Taisiya Sergeevna (or Sergeyevna) Osintseva (Таисия Сергеевна Осинцева; October 9, 1923 – November 17, 2008) was a Soviet and Russian Professor of Neurology, The Honored Scientist of Russia, and The Honorary Professor of the Izhevsk State Medical Academy.

==Biography==
===Birth===

She was born in the city of Izhevsk and was brought up in a large family. Her father, Sergey Ivanovich, was an industrial worker, and her mother, Olga Vasilyevna, was a housewife.

===Education===
Dr. Osintseva graduated from the Izhevsk State Medical Institute in 1946 and then continued her medical education in the neurological residency at the Department of Neurology over the next 3 years. Afterwards, she defended her Candidate of Medical Science dissertation on military neurological expertise in 1958 (the doctoral advisor was prof. E.M. Vizen), and later, in 1969, her Doctor of Medical Science thesis on chronic meningoencephalitides with epileptic syndrome.

===Labor activity===
After graduation from the neurological residency, she was the head of medical wards of the Neurology Department and worked simultaneously as an instructor of neurology. In 1960–1990, she led the Neurology Department of the Izhevsk State Medical Institute. In 1969, a medical genetic clinic was opened - it was the first in Udmurtia - on her own initiative. Since that time, the course of medical genetics has been taught at the Department. In 1976, she supported the course of neurosurgery to be started. 3 Doctors of Medical Science and 7 Candidates of Medical Science were trained at the Department under her supervision during her leading period. From 1990 until her last day Dr. Osintseva worked as a professor at the Neurology Department: she gave practical classes and lectures for medical students, neurological interns and residents, and practicing physicians.

===Scientific activity===
Her scientific interests were chronic feral nidal infections of the nervous system (tick-borne (Russian spring-summer) encephalitis, Lyme disease). She wrote nearly 160 articles, and "Tick-Borne Encephalitis: A Clinical Guide for Practicing Physicians and Medical Students" (in collaboration with Academician K.V. Bunin and Professor A.I. Chukavina, 1976).

===Public activity===
She was the head of the Udmurt Branch of the Russian Scientific Society of Neurologists and Psychiatrists, and the Neurologist General of the Udmurt Ministry of Health (1960–1990).
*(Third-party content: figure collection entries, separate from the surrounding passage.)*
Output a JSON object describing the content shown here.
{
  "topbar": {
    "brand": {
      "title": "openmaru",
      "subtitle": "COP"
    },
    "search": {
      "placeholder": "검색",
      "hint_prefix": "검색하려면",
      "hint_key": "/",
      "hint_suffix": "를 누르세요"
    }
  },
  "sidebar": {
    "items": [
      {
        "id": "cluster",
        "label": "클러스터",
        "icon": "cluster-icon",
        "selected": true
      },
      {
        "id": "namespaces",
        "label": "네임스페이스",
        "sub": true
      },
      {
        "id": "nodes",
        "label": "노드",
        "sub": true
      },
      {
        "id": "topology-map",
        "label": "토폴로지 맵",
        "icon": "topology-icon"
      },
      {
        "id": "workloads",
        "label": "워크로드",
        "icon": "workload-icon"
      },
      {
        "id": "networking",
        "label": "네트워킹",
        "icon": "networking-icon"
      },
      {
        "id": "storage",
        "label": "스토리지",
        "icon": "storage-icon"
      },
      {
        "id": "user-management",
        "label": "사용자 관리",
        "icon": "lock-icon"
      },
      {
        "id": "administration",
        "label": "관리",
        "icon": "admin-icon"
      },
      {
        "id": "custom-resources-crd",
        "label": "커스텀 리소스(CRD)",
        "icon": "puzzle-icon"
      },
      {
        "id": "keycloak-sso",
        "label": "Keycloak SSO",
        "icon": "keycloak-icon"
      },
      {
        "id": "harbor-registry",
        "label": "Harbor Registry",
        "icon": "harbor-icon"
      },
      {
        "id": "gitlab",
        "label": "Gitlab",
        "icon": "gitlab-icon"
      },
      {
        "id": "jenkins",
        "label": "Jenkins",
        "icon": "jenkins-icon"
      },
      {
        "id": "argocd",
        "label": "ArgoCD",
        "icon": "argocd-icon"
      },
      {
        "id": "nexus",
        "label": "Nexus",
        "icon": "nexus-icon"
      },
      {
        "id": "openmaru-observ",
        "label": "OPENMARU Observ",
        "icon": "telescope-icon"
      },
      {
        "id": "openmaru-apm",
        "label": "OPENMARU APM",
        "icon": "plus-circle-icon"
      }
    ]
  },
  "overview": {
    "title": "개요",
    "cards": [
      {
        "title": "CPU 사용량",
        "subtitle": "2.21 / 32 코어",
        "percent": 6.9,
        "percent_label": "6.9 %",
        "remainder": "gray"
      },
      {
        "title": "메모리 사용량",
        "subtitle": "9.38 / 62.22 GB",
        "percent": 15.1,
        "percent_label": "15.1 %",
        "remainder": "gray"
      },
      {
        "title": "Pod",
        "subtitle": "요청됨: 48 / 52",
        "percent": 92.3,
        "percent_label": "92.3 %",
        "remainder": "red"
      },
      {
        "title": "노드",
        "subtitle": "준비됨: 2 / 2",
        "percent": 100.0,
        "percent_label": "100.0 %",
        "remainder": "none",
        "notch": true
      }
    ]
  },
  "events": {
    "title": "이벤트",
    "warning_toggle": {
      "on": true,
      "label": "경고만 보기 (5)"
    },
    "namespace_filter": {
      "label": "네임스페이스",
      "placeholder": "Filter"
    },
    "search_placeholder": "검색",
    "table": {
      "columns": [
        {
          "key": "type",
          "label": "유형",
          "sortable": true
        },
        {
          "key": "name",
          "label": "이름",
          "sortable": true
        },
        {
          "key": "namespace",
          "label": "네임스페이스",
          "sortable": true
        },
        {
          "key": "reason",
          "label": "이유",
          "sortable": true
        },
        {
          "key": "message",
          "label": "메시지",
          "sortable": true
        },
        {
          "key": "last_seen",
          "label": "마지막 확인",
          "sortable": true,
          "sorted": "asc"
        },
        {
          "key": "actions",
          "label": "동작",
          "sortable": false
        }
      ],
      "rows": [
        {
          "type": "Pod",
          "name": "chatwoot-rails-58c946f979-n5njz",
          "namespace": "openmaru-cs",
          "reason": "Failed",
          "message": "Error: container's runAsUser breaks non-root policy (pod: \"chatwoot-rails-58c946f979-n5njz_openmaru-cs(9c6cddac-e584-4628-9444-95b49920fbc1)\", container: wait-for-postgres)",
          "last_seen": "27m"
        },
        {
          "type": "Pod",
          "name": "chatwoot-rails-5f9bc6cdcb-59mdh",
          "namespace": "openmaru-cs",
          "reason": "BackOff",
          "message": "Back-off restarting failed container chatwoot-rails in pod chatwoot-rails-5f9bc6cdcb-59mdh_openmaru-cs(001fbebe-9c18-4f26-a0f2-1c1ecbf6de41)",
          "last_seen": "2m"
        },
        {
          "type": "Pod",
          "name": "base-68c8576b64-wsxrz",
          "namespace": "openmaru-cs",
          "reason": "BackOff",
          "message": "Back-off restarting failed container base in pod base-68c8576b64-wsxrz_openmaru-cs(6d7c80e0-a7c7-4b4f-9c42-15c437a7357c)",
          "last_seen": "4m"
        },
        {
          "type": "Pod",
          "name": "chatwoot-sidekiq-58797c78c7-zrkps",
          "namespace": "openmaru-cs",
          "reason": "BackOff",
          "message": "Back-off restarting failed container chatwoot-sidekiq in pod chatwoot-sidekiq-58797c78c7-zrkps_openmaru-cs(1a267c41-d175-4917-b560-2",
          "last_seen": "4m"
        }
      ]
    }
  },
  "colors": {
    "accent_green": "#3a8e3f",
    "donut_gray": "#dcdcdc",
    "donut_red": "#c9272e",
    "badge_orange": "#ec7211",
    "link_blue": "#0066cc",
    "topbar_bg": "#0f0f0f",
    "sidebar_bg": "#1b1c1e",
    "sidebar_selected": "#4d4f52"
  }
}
===Awards and honorary titles===
- Order of the Badge of Honor,
- Medal "Veteran of Labour",
- Jubilee Medal "In Commemoration of the 100th Anniversary since the Birth of Vladimir Il'ich Lenin",
- Honoured Scientist of the USSR (1986),
- Honorary Professor of the Izhevsk State Medical Academy.

===Decease===
Prof. Osintseva died aged 85. She was laid to rest at the Khokhryaki Cemetery (Izhevsk, Russia).

== Scientific articles ==
Here is only a list of her papers populated in PubMed:
- Shinkareva L.F., Osintseva T.S., Chernenkova M.L. [Management of pregnancy and labor in women with syringomyelia]. Akush Ginekol (Mosk). 1988 Oct;(10):65-8. [Article in Russian].
- Leksin E.N., Osintseva T.S. [Late results of treating the sequelae of brain injuries]. Zdravookhr Ross Fed. 1976 Dec;(12):31-3. [Article in Russian].
- Leksin E.N., Osintseva T.S. [The value of cerebrospinal fluid tests in the differential diagnosis of epilepsy of traumatic and infectious origin]. Zh Nevropatol Psikhiatr Im S S Korsakova. 1970;70(8):1155-9. [Article in Russian].
- Osintseva T.S. [Study of hemorrhagic encephalitis]. Sov Med. 1950 Dec;12:23-4. . [Article in Russian].
- Osintseva T.S. [Hemorrhagic encephalitis]. Nevropatol Psikhiatriia. 1950 Mar-Apr;19(2):13-5.[Article in Russian].